Android is open source.
Google's own apps that it places on that OS are not open source.
Why is there this persistent notion that an open source OS means that any and all apps developed for it are also open source? They clearly are not if the licence terms of the application say so.
That Google choose to give away their closed source apps does not qualify them as open. In the end, Google have absolute right to issue the C&D letter if they do not want their apps redistributed or incorporated in branches of the Google Android OS.
It really is not that difficult children.
Except maybe OpenMoko but that hardly took the market by storm.
Google want it both ways, open source hype and commercial benefits. But it's hard to know where you stand with Google.
At least Microsoft's licence is pretty clear and you know that with Apple you have to tread carefully with your application.
While Google and others like it, you all know them, offer important resources to net users, there is a very sharp double edged sword here.
The reverse side of which is the potential for evil doing. We don't need anyone tracking our internet use, what sites we visit, who we mail or VoiP wth. I cringed every time I heard some
country made a deal with Google to supply it's "services". or some new application created by
them for a phone or whatever. 1984 was only off by 20 years... be warned.
I want to break free. I want to break free from your lies. Youre so self satisfied I dont need you...
OK enough with the Queen references already.
But seriously - In once sense this is the best news that the punter has had in some time. Somebody is demonstrating that Android (as a platform at least, thanks Google) can legally be picked up, modded, and most importantly, legally installed on existing Android-compatible handsets with no interference from the mobile network, handset manufacturer or original OS dev team. So we can now have our feature-rich devices without being dictated to.
What's needed is a supporting community to develop alternatives to the apps that Google are saying are closed source and are not available through the marketplace.
Hell if this looks good enough I may not only replace my iPhone with an Android phone, I might help out myself...
This is a PR disaster for Google. They've just killed a 30,000 strong community of Android enthusiasts in one foul swoop.
I was an avid user of most Google services and really loved the cyanogen roms. I personally will be closing my google apps enterprise accounts and switching from android. I understand their position to a point - but this is just completely idiotic.
Bye, bye Android and thanks for all of your wonderful work cyanogen.
If this is how google is going to play is (which doesn't fuss me as from what I can tell the new Hero ROM covers all my bases) then Slide me can only grow and benifit from it.
(slide me being an alternative to android market)
Bottom line at least 75% of android users won't care as they aren't cyanogen target anyway.
"Unauthorized distribution of this software harms us just like it would any other business, even if it's done with the best of intentions."
I guess the developer could just shout "la, la, la!" and claim he isn't doing anything morally wrong, just like Google did with ffmpeg.
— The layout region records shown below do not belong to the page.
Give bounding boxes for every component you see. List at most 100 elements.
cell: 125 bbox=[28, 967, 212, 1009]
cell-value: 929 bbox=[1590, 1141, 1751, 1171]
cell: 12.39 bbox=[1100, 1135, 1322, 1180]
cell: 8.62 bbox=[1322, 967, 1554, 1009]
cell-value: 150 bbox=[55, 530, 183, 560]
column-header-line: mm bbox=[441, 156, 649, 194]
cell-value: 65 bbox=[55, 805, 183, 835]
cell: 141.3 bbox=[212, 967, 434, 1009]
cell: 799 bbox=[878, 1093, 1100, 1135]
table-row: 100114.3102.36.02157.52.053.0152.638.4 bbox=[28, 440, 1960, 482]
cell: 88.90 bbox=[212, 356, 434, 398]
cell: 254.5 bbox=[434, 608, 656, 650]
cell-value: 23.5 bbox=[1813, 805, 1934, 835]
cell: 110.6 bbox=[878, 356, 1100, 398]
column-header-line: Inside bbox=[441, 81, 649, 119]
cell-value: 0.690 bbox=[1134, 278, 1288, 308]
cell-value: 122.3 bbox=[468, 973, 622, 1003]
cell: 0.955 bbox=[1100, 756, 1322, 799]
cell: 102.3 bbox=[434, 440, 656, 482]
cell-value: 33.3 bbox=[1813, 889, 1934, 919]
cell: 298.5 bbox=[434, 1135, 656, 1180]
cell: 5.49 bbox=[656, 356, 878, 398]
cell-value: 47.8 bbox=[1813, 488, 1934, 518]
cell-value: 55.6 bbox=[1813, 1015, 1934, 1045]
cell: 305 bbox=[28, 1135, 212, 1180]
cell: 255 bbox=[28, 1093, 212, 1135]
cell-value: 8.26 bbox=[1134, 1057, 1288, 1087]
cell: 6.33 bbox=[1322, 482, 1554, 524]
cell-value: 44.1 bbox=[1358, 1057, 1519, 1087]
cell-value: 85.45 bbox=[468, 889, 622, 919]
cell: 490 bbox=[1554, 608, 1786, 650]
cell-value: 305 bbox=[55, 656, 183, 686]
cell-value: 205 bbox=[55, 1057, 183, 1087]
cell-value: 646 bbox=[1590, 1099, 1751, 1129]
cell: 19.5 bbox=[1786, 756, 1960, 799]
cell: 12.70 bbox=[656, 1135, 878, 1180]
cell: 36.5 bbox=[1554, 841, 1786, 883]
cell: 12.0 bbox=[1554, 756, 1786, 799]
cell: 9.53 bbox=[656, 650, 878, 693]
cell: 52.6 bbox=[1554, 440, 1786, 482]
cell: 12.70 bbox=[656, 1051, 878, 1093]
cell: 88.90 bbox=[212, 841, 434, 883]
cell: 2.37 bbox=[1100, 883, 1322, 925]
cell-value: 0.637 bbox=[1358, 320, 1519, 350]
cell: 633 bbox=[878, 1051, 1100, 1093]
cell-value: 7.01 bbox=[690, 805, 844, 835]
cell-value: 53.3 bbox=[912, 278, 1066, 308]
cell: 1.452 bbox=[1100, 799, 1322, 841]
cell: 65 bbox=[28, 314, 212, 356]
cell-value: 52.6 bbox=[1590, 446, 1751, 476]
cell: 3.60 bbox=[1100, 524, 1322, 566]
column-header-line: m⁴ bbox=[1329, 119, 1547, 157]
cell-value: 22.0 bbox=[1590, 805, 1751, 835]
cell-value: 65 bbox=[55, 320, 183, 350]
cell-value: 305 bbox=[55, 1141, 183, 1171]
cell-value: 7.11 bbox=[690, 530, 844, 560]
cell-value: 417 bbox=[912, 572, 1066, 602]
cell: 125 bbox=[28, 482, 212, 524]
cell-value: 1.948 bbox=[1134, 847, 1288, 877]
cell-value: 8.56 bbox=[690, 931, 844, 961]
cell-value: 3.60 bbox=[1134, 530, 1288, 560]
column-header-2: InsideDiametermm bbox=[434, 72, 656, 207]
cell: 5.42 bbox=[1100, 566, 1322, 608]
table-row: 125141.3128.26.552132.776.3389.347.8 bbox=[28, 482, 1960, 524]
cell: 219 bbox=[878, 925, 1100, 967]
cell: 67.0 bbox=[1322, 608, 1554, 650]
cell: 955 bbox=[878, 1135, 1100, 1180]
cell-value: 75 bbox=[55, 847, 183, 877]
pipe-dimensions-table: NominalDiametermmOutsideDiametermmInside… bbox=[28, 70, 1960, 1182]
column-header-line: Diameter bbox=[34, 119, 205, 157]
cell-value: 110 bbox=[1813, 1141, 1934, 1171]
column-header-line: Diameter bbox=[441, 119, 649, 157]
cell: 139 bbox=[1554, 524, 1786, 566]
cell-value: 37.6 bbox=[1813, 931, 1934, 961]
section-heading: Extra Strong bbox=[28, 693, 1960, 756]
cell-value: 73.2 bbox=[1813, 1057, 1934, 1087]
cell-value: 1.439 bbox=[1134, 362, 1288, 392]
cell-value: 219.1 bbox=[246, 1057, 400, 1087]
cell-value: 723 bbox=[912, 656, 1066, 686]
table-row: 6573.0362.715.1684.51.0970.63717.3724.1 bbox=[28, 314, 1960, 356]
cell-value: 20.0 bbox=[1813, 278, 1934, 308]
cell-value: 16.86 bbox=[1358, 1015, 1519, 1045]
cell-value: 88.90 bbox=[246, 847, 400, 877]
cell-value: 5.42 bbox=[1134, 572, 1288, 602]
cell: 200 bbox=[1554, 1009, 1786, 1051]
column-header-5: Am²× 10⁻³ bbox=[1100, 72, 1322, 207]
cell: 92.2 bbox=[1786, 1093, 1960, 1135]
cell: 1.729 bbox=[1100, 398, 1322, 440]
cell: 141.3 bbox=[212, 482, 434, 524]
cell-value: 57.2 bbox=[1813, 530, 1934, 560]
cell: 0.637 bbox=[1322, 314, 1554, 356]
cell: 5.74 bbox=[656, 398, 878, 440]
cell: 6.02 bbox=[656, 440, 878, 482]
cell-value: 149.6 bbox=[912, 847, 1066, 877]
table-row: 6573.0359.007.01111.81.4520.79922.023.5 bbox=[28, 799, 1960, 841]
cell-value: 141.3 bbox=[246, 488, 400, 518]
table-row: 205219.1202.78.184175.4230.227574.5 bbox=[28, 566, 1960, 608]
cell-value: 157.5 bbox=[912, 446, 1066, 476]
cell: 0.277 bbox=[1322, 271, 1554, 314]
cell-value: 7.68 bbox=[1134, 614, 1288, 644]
These apps are Google's leverage against the carriers. They need to have signed agreements with google to distribute these phones. We've all dealt with mobile phone operators, and I'm sure you'll agree that I can't describe them here and get past the moderatrix.
I trust Google's "don't be evil" (even if it's not as strong as it used to be) over T-Mobile any day. These are the same people who are slowly having their business eroded by EU regulations banning their excessive charges.
These apps need to be impossible for end users to get, otherwise why would carriers want to get into bed with Google? It's a shame they've gone after this, but I can see why they've had to.